The production june-api backend runs in an Intel TDX confidential VM on Phala Cloud. The running image is attested, so Phala and Open Software cannot quietly change the backend that handles audio, transcripts, prompts, and logs without that change appearing in the verification chain.

The chain has three public anchors:

  1. Source: this repository. The production image records the source commit in its OCI org.opencontainers.image.revision label.
  2. Image: build-june-api.yml builds and publishes ghcr.io/open-software-network/june-api. Deploys pin immutable per-commit tags, and each deployed digest is recorded as a signed deploy/<env>/<sha> git tag.
  3. Attestation: the Phala Trust Center report proves the expected image is running inside an Intel TDX confidential VM.

Every deployment also serves a self-contained walkthrough at /verify. It reports the exact commit and image running in the TEE and explains how to check each link.

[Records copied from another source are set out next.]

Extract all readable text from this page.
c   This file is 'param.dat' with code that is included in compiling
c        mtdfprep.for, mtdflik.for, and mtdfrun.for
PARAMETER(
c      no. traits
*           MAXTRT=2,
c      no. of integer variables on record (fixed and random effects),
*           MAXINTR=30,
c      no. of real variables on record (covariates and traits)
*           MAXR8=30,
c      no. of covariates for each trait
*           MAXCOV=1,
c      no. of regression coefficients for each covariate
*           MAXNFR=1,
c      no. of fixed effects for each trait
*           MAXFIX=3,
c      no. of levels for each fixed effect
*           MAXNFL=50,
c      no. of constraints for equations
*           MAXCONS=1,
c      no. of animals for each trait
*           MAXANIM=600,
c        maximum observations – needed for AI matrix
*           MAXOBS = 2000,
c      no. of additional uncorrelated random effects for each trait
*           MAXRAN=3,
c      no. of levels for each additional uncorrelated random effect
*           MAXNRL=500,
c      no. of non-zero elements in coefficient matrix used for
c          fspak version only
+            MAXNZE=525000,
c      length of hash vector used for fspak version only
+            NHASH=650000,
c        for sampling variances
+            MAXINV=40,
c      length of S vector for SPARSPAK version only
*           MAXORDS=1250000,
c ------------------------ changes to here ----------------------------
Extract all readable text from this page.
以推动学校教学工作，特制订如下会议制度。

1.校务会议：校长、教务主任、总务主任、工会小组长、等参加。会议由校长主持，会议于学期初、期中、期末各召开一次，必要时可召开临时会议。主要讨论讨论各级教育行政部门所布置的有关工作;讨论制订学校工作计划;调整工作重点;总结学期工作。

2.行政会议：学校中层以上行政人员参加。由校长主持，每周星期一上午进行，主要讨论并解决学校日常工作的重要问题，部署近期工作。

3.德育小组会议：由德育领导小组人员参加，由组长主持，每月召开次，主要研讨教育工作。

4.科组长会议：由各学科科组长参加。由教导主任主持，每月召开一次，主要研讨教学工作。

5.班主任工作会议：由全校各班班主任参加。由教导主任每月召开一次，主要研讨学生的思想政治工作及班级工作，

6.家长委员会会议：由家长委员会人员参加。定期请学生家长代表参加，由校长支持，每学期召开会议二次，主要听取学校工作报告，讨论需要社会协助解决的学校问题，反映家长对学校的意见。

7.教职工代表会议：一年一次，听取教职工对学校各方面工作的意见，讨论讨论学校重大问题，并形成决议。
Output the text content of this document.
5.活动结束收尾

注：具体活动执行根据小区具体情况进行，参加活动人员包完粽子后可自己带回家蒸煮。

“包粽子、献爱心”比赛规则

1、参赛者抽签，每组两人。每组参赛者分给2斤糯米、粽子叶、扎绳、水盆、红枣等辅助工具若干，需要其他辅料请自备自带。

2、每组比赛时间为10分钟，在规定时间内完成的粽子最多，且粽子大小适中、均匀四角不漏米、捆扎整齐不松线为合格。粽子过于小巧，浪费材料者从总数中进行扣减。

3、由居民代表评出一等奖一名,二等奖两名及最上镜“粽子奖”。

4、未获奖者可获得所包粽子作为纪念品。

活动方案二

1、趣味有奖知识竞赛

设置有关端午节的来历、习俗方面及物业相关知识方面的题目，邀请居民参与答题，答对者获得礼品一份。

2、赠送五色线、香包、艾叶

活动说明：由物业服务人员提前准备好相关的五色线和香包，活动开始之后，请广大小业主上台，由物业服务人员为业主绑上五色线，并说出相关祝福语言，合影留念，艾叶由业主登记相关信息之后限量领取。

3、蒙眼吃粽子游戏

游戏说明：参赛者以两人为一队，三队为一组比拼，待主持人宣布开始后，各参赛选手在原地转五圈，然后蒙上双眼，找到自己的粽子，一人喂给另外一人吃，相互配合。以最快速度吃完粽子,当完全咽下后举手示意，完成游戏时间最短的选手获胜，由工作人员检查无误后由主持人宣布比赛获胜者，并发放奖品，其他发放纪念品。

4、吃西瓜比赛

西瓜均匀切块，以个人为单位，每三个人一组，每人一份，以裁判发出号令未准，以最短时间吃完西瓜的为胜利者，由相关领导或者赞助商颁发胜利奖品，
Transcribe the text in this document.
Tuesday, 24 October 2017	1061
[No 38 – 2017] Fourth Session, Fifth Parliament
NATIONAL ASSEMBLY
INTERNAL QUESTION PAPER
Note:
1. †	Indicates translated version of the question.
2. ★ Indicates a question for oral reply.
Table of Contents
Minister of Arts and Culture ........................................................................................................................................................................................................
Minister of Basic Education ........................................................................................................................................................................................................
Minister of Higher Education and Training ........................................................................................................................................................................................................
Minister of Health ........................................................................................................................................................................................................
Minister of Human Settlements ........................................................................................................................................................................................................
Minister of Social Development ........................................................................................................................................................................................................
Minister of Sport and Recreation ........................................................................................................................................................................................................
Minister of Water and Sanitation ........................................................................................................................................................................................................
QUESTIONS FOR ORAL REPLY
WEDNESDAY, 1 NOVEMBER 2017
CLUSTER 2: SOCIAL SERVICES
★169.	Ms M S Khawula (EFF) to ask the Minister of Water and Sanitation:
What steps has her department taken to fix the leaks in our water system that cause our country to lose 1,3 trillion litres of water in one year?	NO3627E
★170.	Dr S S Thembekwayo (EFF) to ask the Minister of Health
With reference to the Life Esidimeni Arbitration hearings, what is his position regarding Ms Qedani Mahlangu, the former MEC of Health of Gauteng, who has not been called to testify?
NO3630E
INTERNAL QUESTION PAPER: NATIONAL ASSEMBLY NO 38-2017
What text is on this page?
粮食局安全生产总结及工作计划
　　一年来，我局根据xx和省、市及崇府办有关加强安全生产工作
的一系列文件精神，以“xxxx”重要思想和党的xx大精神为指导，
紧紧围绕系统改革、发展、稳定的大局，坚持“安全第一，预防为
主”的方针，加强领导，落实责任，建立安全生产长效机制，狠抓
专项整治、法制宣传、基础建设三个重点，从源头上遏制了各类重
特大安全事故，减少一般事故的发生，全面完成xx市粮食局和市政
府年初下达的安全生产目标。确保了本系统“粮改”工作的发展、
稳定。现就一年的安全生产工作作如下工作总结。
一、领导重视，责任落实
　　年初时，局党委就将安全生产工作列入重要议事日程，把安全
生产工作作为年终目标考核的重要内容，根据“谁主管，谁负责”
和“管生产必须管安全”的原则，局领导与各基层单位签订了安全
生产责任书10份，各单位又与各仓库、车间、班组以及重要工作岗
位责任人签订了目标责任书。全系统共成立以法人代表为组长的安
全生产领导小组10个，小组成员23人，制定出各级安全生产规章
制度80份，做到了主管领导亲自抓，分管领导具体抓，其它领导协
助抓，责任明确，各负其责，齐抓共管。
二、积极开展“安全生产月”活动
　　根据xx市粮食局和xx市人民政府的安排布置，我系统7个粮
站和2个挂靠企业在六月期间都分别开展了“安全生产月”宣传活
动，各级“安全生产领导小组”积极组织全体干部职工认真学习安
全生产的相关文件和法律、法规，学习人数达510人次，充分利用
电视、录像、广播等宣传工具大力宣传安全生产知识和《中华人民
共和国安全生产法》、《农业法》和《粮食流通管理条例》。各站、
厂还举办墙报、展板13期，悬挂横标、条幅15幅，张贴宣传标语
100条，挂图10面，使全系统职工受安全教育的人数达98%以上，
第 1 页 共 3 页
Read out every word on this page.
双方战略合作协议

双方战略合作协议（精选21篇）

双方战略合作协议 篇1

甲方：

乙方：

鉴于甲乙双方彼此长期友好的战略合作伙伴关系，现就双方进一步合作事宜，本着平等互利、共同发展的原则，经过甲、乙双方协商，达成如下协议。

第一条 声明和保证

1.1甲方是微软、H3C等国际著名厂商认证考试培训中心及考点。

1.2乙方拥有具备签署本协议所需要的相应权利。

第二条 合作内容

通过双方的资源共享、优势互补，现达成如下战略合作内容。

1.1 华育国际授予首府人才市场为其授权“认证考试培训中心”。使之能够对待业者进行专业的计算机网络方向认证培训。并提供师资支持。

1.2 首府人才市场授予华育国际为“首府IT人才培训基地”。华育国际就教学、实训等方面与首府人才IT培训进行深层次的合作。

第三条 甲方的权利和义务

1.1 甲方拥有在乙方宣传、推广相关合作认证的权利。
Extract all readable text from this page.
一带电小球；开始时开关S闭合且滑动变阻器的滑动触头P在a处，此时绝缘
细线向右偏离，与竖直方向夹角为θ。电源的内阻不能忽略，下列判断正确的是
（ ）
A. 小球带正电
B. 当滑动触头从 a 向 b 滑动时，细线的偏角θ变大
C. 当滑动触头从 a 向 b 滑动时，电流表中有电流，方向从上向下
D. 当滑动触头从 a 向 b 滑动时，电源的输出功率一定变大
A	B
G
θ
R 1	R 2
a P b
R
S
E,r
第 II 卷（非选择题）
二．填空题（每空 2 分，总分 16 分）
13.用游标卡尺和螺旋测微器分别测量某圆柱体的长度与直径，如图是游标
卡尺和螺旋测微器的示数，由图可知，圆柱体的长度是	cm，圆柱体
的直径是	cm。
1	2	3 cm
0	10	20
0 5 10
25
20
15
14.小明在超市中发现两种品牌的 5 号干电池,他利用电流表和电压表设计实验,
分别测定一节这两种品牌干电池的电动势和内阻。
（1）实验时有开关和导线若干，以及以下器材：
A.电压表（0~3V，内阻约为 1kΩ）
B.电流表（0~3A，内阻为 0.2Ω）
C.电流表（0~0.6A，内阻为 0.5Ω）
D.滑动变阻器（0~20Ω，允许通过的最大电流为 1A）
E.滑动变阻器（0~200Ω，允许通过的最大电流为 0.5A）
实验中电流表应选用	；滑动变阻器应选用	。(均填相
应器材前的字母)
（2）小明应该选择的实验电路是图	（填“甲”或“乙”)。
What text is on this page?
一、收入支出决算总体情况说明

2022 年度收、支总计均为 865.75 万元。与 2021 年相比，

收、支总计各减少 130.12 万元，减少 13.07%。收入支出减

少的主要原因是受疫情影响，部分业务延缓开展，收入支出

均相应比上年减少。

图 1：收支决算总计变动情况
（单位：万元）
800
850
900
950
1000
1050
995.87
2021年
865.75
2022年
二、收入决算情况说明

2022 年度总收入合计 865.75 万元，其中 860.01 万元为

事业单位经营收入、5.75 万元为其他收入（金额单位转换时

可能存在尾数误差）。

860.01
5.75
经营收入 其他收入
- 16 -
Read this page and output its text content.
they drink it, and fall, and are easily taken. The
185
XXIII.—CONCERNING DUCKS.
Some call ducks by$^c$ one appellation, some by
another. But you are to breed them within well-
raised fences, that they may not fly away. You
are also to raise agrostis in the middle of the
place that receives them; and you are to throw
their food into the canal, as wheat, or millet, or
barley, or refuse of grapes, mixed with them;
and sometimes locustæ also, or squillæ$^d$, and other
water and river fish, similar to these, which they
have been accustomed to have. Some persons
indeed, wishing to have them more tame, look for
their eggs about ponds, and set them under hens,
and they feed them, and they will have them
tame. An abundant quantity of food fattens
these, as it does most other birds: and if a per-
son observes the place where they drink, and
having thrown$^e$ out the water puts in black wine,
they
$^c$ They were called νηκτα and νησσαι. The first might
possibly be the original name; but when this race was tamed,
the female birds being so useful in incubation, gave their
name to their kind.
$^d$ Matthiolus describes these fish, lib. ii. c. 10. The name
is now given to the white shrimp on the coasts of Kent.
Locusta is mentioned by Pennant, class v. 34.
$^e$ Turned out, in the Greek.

Everything leaving the TEE for model inference goes through Venice. By default, June uses Venice private models with zero data retention and no training. If a user selects an anonymized model that is not run by Venice, the request is still routed and anonymized by Venice, but the underlying model provider may retain data under its own policy. This verification chain proves the backend code running in the confidential VM, not upstream provider behavior.

Permissions

June asks for permissions only where the feature needs them:

  • Microphone: required for meeting notes and dictation.
  • Accessibility: required for dictation paste into the previously focused app.
  • Screen and system audio recording: required when using Microphone + system audio on macOS.
  • File access: requested by agent workflows when a task needs a specific scope.

The macOS bundle includes NSMicrophoneUsageDescription and NSAudioCaptureUsageDescription in src-tauri/Info.plist. If local permission state gets stuck during development, reset it with:

tccutil reset Microphone co.opensoftware.june

Development commands

pnpm check
pnpm typecheck
pnpm test
pnpm test:rust
pnpm test:june-api
pnpm build
pnpm tauri:build

Useful validation docs:

Architecture and product notes:

Release notes

Production desktop releases are cut from GitHub Actions. macOS produces signed and notarized DMGs with Tauri updater artifacts. Windows produces signed NSIS installers and merges Windows updater metadata into the shared release.

Start with:

Bumping the bundled Hermes runtime follows its own gate. Work through docs/hermes-upgrade-checklist.md (start a new pin note from docs/hermes-upstream-template.md), then run pnpm hermes:upgrade-check to confirm the compatibility matrix, the pin note, and the checklist all name the same version.

License

June is licensed under the MIT License. See LICENSE.

Bundled third-party runtime notices are tracked in THIRD_PARTY_NOTICES.md.